Prof. Koletzko once told the Deutsches Ärzteblatt that sugar has a different effect on fat synthesis than starch. For this reason alone, calories are not always the same. There was also a study of children from the United States who usually consumed a lot of sugar. They consumed food other than their usual diet for over nine days, replacing the sugar with starch. Within the nine days there was a significant decrease in the fat content in the liver and a reduction in the belly fat.
The use of fructose should also be used with caution, because if a lot of fructose suddenly gets into the liver, it is overwhelmed with the conversion. It then simply stores the fructose as fat, which in turn accumulates in the liver or is released into the blood. This means that other tissues also get this fat from sugar.
No more counting calories!
According to the latest findings, there is no point in constantly counting calories. It is much more important to choose the right foods and this can also be the ones that have a comparatively large number of calories. Nuts, mushrooms and vegetables are examples of this and yet it is precisely these foods that make you slim. It is interesting in the context that people who eat Mediterranean are often slimmer than others who pay attention to fat and calories.

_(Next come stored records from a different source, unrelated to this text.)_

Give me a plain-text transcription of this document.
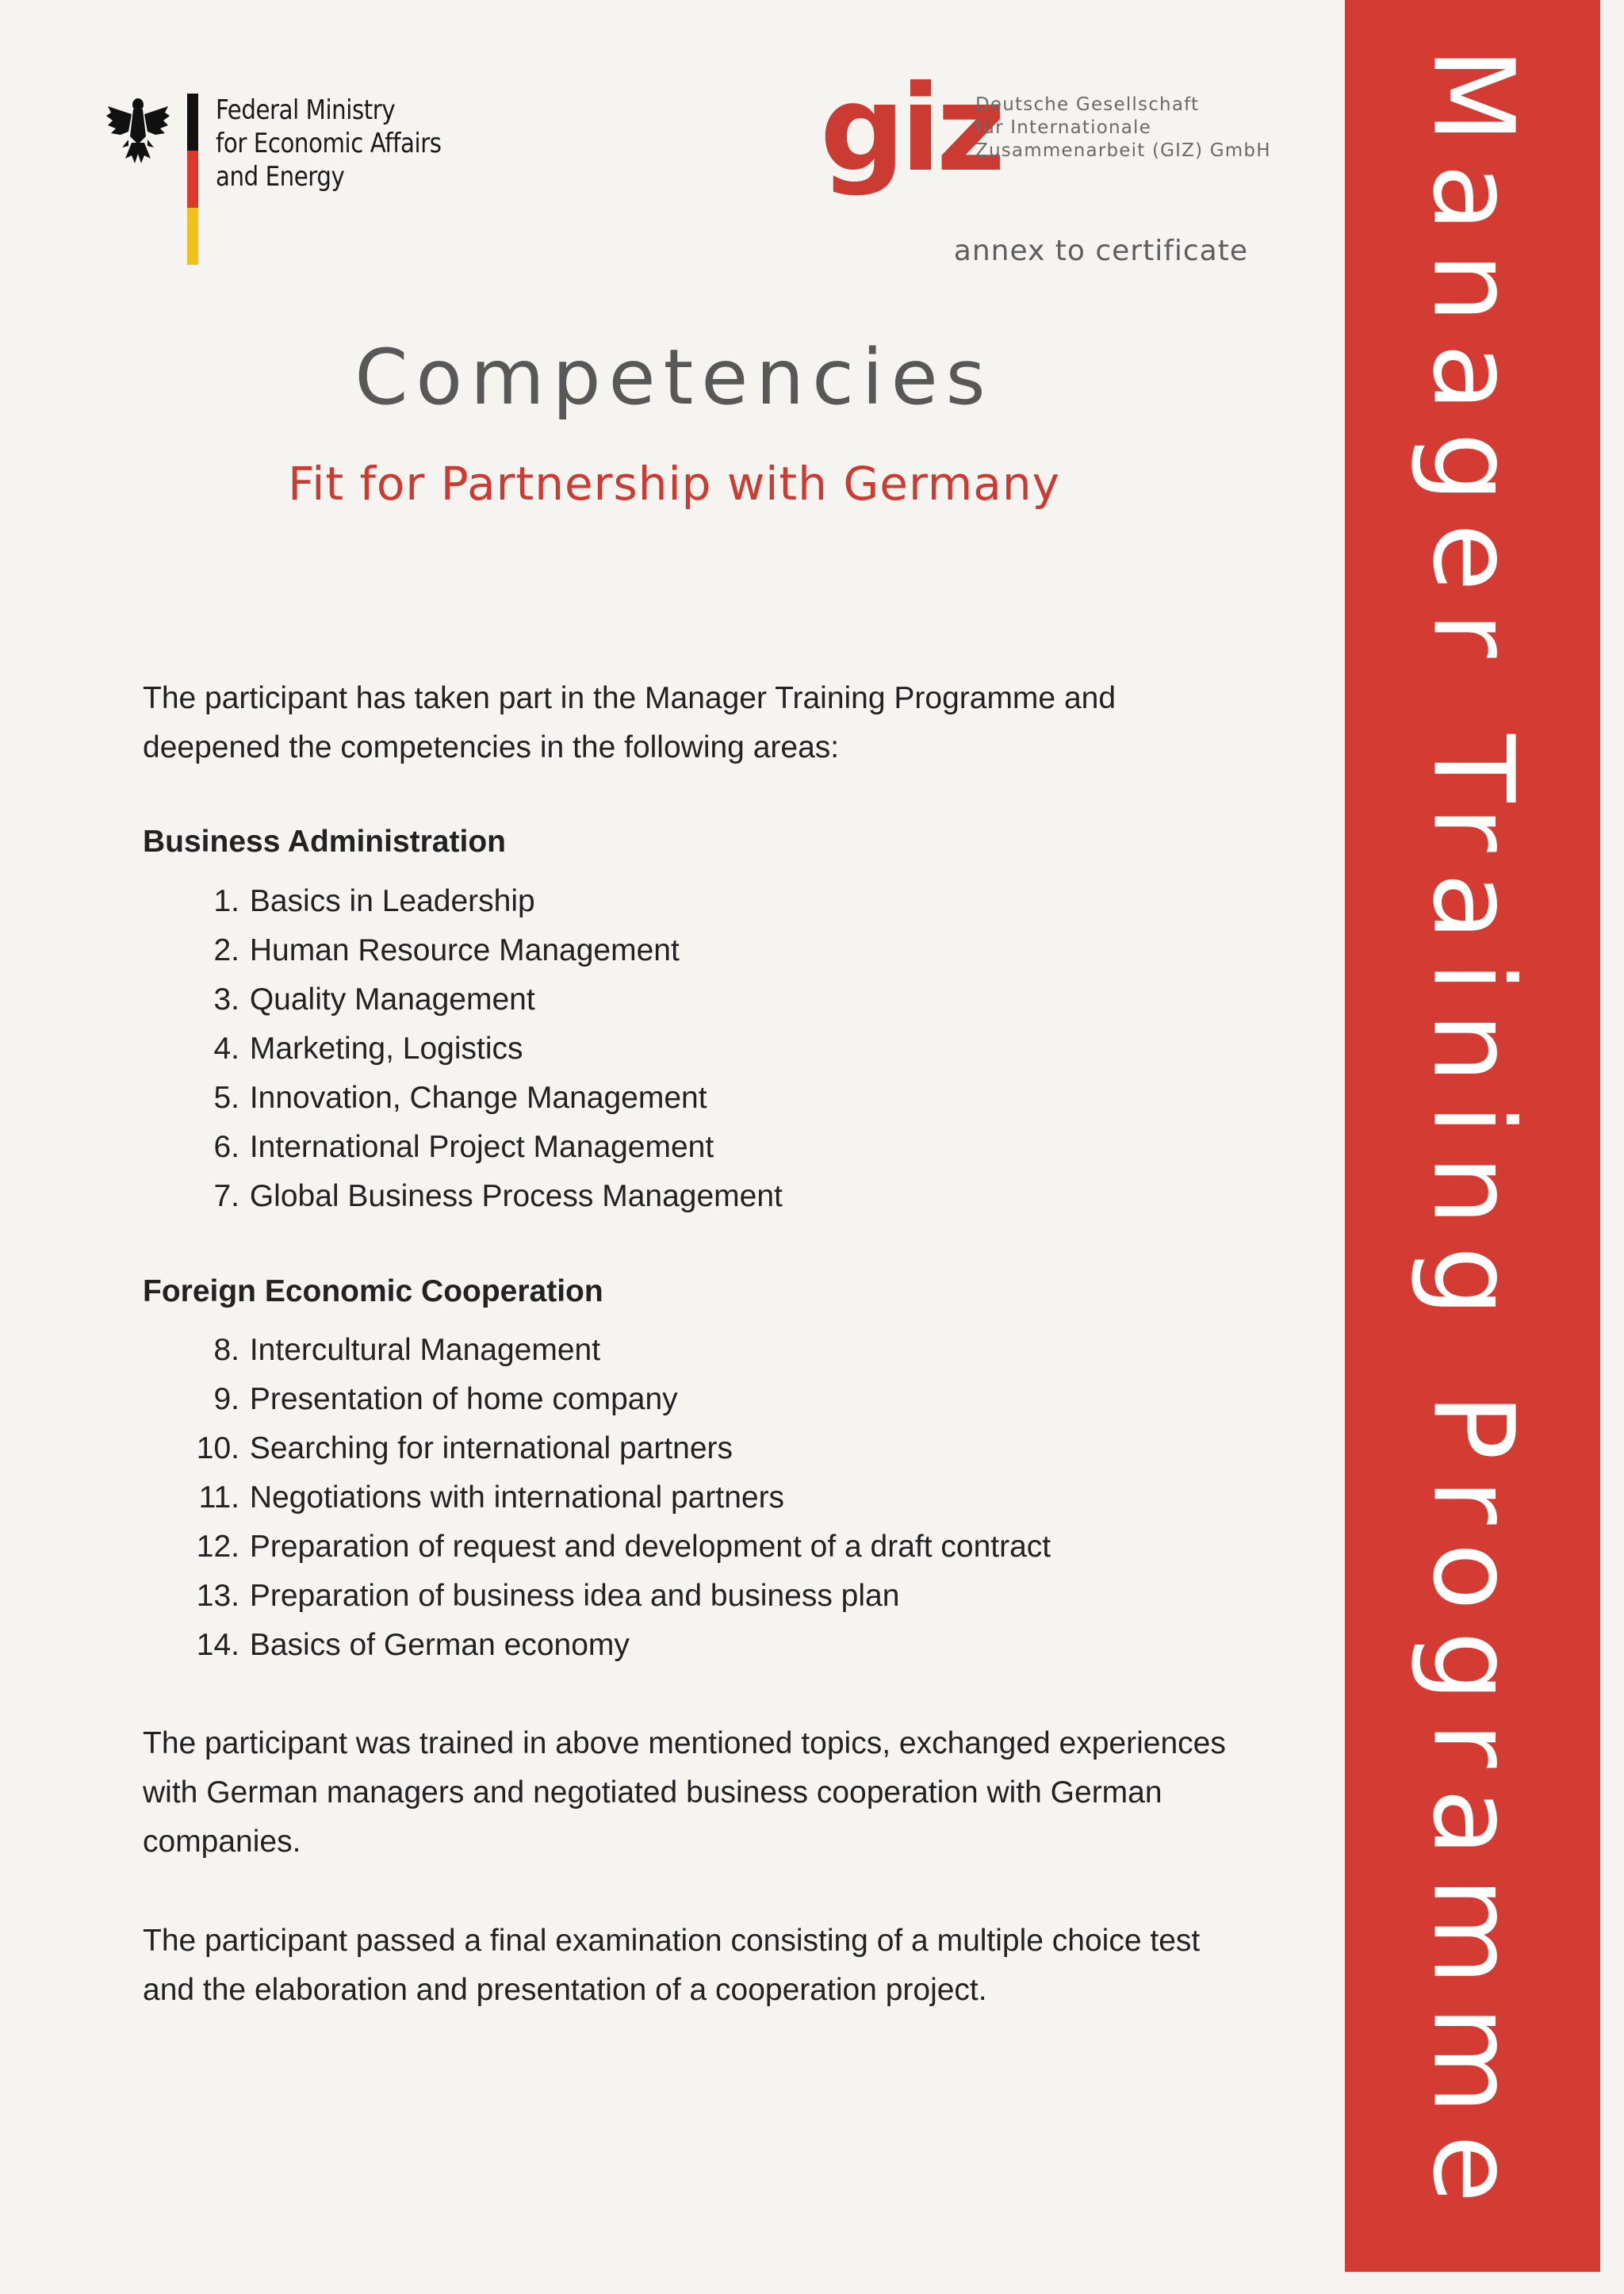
Federal Ministry
for Economic Affairs
and Energy	giz
Deutsche Gesellschaft
für Internationale
Zusammenarbeit (GIZ) GmbH
annex to certificate
Competencies
Fit for Partnership with Germany
The participant has taken part in the Manager Training Programme and deepened the competencies in the following areas:
Business Administration
1. Basics in Leadership
2. Human Resource Management
3. Quality Management
4. Marketing, Logistics
5. Innovation, Change Management
6. International Project Management
7. Global Business Process Management
Foreign Economic Cooperation
8. Intercultural Management
9. Presentation of home company
10. Searching for international partners
11. Negotiations with international partners
12. Preparation of request and development of a draft contract
13. Preparation of business idea and business plan
14. Basics of German economy
The participant was trained in above mentioned topics, exchanged experiences with German managers and negotiated business cooperation with German companies.
The participant passed a final examination consisting of a multiple choice test and the elaboration and presentation of a cooperation project.	Manager Training Programme
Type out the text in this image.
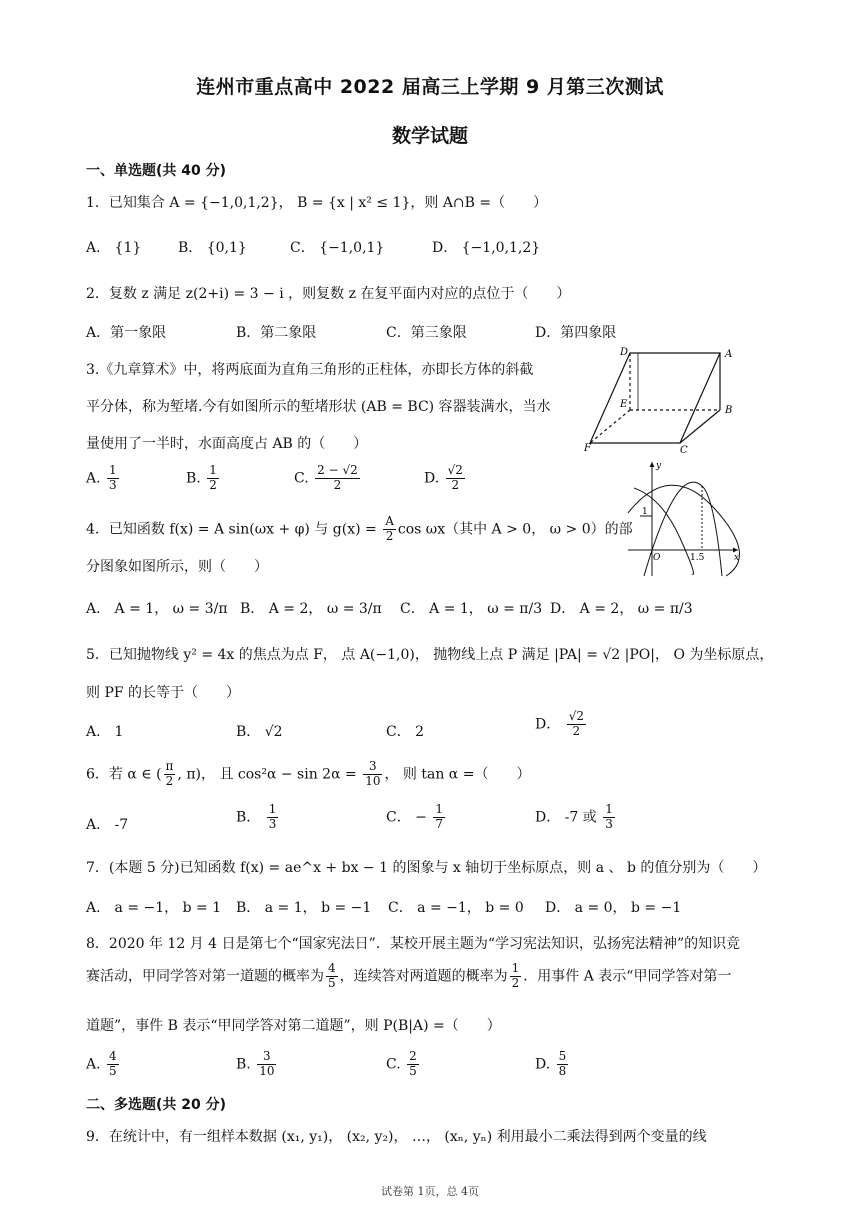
连州市重点高中 2022 届高三上学期 9 月第三次测试
数学试题
一、单选题(共 40 分)
1．已知集合 A = {−1,0,1,2}， B = {x | x² ≤ 1}，则 A∩B =（　　）
A． {1}	B． {0,1}	C． {−1,0,1}	D． {−1,0,1,2}
2．复数 z 满足 z(2+i) = 3 − i ，则复数 z 在复平面内对应的点位于（　　）
A．第一象限	B．第二象限	C．第三象限	D．第四象限
3.《九章算术》中，将两底面为直角三角形的正柱体，亦即长方体的斜截
平分体，称为堑堵.今有如图所示的堑堵形状 (AB = BC) 容器装满水，当水
量使用了一半时，水面高度占 AB 的（　　）
A. $\frac{1}{3}$	B. $\frac{1}{2}$	C. $\frac{2 - √2}{2}$	D. $\frac{√2}{2}$
D	A
E
B
F	C
y
1
O	1.5	x
4．已知函数 f(x) = A sin(ωx + φ) 与 $g(x) = \frac{A}{2}$ cos ωx（其中 A > 0， ω > 0）的部
分图象如图所示，则（　　）
A． A = 1， ω = 3/π B． A = 2， ω = 3/π C． A = 1， ω = π/3 D． A = 2， ω = π/3
5．已知抛物线 y² = 4x 的焦点为点 F， 点 A(−1,0)， 抛物线上点 P 满足 |PA| = √2 |PO|， O 为坐标原点，
则 PF 的长等于（　　）
A． 1	B． √2	C． 2	D． $\frac{√2}{2}$
6．若 α ∈ ( $\frac{\pi}{2}$ , π)， 且 $\cos^2\alpha - \sin 2\alpha = \frac{3}{10}$ ， 则 tan α =（　　）
A． -7	B． $\frac{1}{3}$	C． − $\frac{1}{7}$	D． -7 或 $\frac{1}{3}$
7．(本题 5 分)已知函数 f(x) = ae^x + bx − 1 的图象与 x 轴切于坐标原点，则 a 、 b 的值分别为（　　）
A． a = −1， b = 1 B． a = 1， b = −1 C． a = −1， b = 0 D． a = 0， b = −1
8．2020 年 12 月 4 日是第七个“国家宪法日”．某校开展主题为“学习宪法知识，弘扬宪法精神”的知识竞
赛活动，甲同学答对第一道题的概率为 $\frac{4}{5}$ ，连续答对两道题的概率为 $\frac{1}{2}$ ．用事件 A 表示“甲同学答对第一
道题”，事件 B 表示“甲同学答对第二道题”，则 P(B|A) =（　　）
A. $\frac{4}{5}$	B. $\frac{3}{10}$	C. $\frac{2}{5}$	D. $\frac{5}{8}$
二、多选题(共 20 分)
9．在统计中，有一组样本数据 (x₁, y₁)， (x₂, y₂)， …， (xₙ, yₙ) 利用最小二乘法得到两个变量的线
试卷第 1页，总 4页
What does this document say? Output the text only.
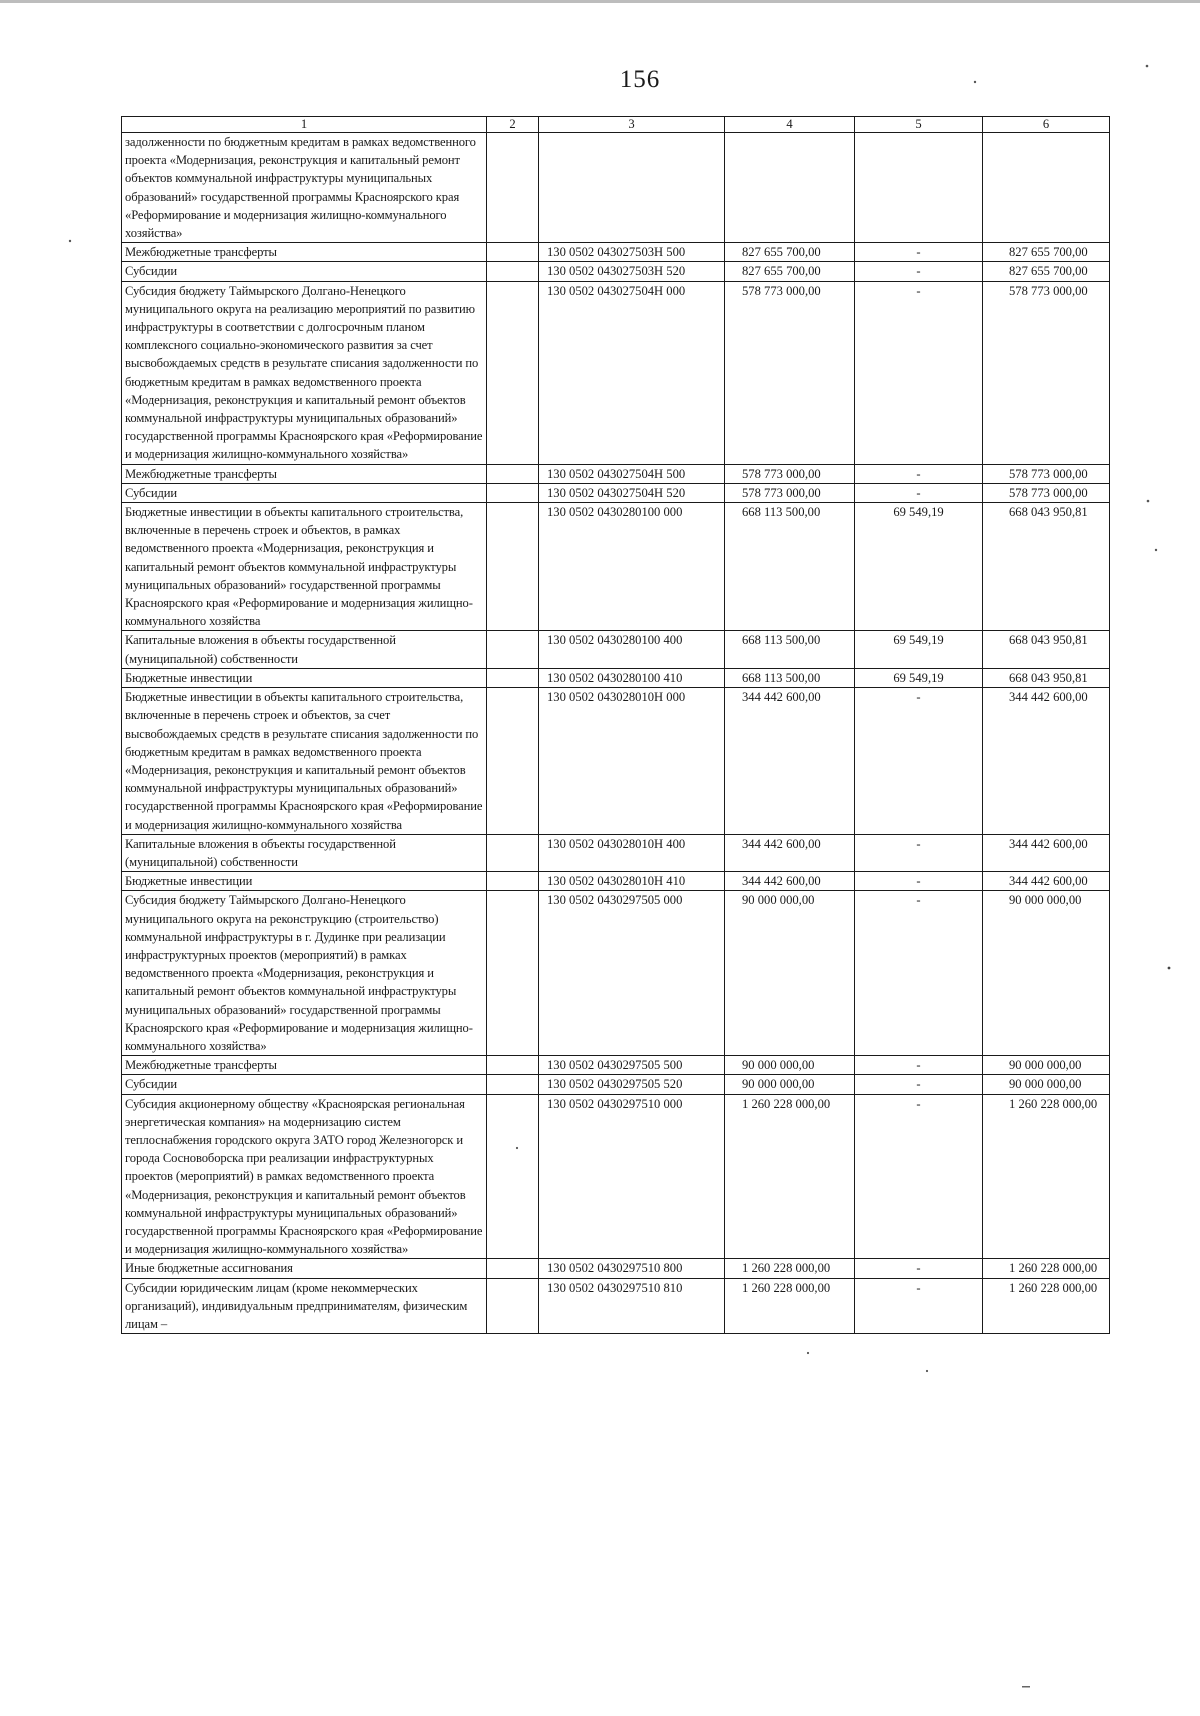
156
1	2	3	4	5	6
задолженности по бюджетным кредитам в рамках ведомственного проекта «Модернизация, реконструкция и капитальный ремонт объектов коммунальной инфраструктуры муниципальных образований» государственной программы Красноярского края «Реформирование и модернизация жилищно-коммунального хозяйства»					
Межбюджетные трансферты		130 0502 043027503Н 500	827 655 700,00	-	827 655 700,00
Субсидии		130 0502 043027503Н 520	827 655 700,00	-	827 655 700,00
Субсидия бюджету Таймырского Долгано-Ненецкого муниципального округа на реализацию мероприятий по развитию инфраструктуры в соответствии с долгосрочным планом комплексного социально-экономического развития за счет высвобождаемых средств в результате списания задолженности по бюджетным кредитам в рамках ведомственного проекта «Модернизация, реконструкция и капитальный ремонт объектов коммунальной инфраструктуры муниципальных образований» государственной программы Красноярского края «Реформирование и модернизация жилищно-коммунального хозяйства»		130 0502 043027504Н 000	578 773 000,00	-	578 773 000,00
Межбюджетные трансферты		130 0502 043027504Н 500	578 773 000,00	-	578 773 000,00
Субсидии		130 0502 043027504Н 520	578 773 000,00	-	578 773 000,00
Бюджетные инвестиции в объекты капитального строительства, включенные в перечень строек и объектов, в рамках ведомственного проекта «Модернизация, реконструкция и капитальный ремонт объектов коммунальной инфраструктуры муниципальных образований» государственной программы Красноярского края «Реформирование и модернизация жилищно-коммунального хозяйства		130 0502 0430280100 000	668 113 500,00	69 549,19	668 043 950,81
Капитальные вложения в объекты государственной (муниципальной) собственности		130 0502 0430280100 400	668 113 500,00	69 549,19	668 043 950,81
Бюджетные инвестиции		130 0502 0430280100 410	668 113 500,00	69 549,19	668 043 950,81
Бюджетные инвестиции в объекты капитального строительства, включенные в перечень строек и объектов, за счет высвобождаемых средств в результате списания задолженности по бюджетным кредитам в рамках ведомственного проекта «Модернизация, реконструкция и капитальный ремонт объектов коммунальной инфраструктуры муниципальных образований» государственной программы Красноярского края «Реформирование и модернизация жилищно-коммунального хозяйства		130 0502 043028010Н 000	344 442 600,00	-	344 442 600,00
Капитальные вложения в объекты государственной (муниципальной) собственности		130 0502 043028010Н 400	344 442 600,00	-	344 442 600,00
Бюджетные инвестиции		130 0502 043028010Н 410	344 442 600,00	-	344 442 600,00
Субсидия бюджету Таймырского Долгано-Ненецкого муниципального округа на реконструкцию (строительство) коммунальной инфраструктуры в г. Дудинке при реализации инфраструктурных проектов (мероприятий) в рамках ведомственного проекта «Модернизация, реконструкция и капитальный ремонт объектов коммунальной инфраструктуры муниципальных образований» государственной программы Красноярского края «Реформирование и модернизация жилищно-коммунального хозяйства»		130 0502 0430297505 000	90 000 000,00	-	90 000 000,00
Межбюджетные трансферты		130 0502 0430297505 500	90 000 000,00	-	90 000 000,00
Субсидии		130 0502 0430297505 520	90 000 000,00	-	90 000 000,00
Субсидия акционерному обществу «Красноярская региональная энергетическая компания» на модернизацию систем теплоснабжения городского округа ЗАТО город Железногорск и города Сосновоборска при реализации инфраструктурных проектов (мероприятий) в рамках ведомственного проекта «Модернизация, реконструкция и капитальный ремонт объектов коммунальной инфраструктуры муниципальных образований» государственной программы Красноярского края «Реформирование и модернизация жилищно-коммунального хозяйства»		130 0502 0430297510 000	1 260 228 000,00	-	1 260 228 000,00
Иные бюджетные ассигнования		130 0502 0430297510 800	1 260 228 000,00	-	1 260 228 000,00
Субсидии юридическим лицам (кроме некоммерческих организаций), индивидуальным предпринимателям, физическим лицам –		130 0502 0430297510 810	1 260 228 000,00	-	1 260 228 000,00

On the other hand, they have high-fat foods on their menu, which contain oils, nuts and other fats. Still, people stay leaner. Again, it shows that calories are not just calories. Refined foods increase the release of certain hormones that interfere with and slow down the fat metabolism.
They also ensure that we get hungry again faster and feel full for less.
Conclusion: That's why calorie counting is not important
Certainly, the amount of calories in food gives an indication of how much energy the body is consuming when eating the food. But 100 calories from salmon are significantly healthier than 100 calories from fructose, because this affects the metabolism differently.
Against this background, the bad reputation that some foods have seems much less bad. Confessed nut eaters are proven to be leaner than people who use foods other than snacks instead of nuts, even if these foods have fewer calories than nuts. In order to stay slim and fit permanently, physical exercise still plays an important role.